A few percentage points may not sound like much. But a 14.5% target could cut gas imports by 190 bcm per year. That’s equivalent to three and a half times the capacity of Russia’s Nord Stream 1 pipeline.
Meanwhile, the International Energy Agency has outlined a wide range of short-term emergency measures, like driving less or heating buildings more reasonably, to reduce demand and get us through the coming winter.
Taken together, these policies can address the key challenges of price spikes and inflation, import dependency and greenhouse gas emissions.
Consider today’s burning issue: the reform of the electricity market.
The basic principle of the current market system is that the electricity prices from all types of generation – renewables, nuclear, coal, oil and gas – are set by the single most expensive generator. Thus electricity from renewables is being sold on wholesale markets at the same price as gas-generated power. This is what is hurting consumers so much.
One option, which energy ministers are discussing with the Commission, is to change the market rules. But the core long-term solution is to prioritise energy efficiency and reduce the need for gas-powered generation altogether.
What happens next is up to us.
My colleagues from the Parliament and I will soon be beginning negotiations with the representatives of the Council on the ambition of the EU’s energy efficiency directive. This is going to be a test of Europe’s will and capability to act.
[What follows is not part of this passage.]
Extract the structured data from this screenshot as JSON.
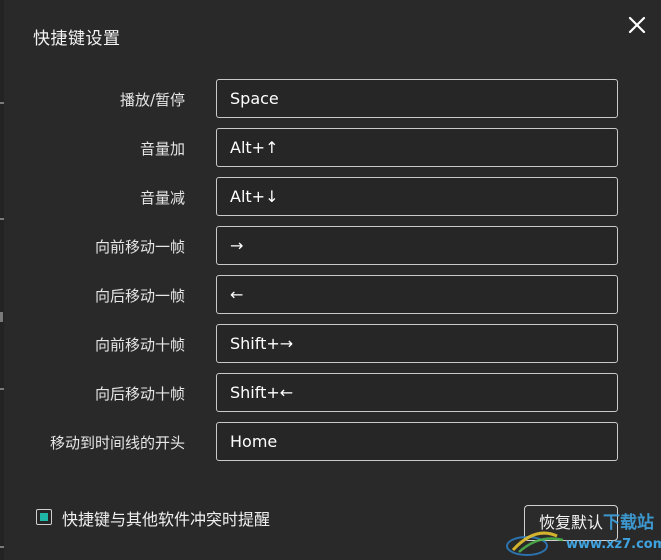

Some will say a 14.5% target is too much, that renovating all public buildings is too big a challenge. But the key point in today’s energy politics is that our decisions have to be future-proof.
One of the reasons Europe is so dependent on Russian energy is that, over the past decade, gas was aggressively marketed as a transition fuel. It seemed simpler to switch from coal to gas than to go all-in on energy efficiency and renewables. We have to learn from this, or sleepwalk into another crisis.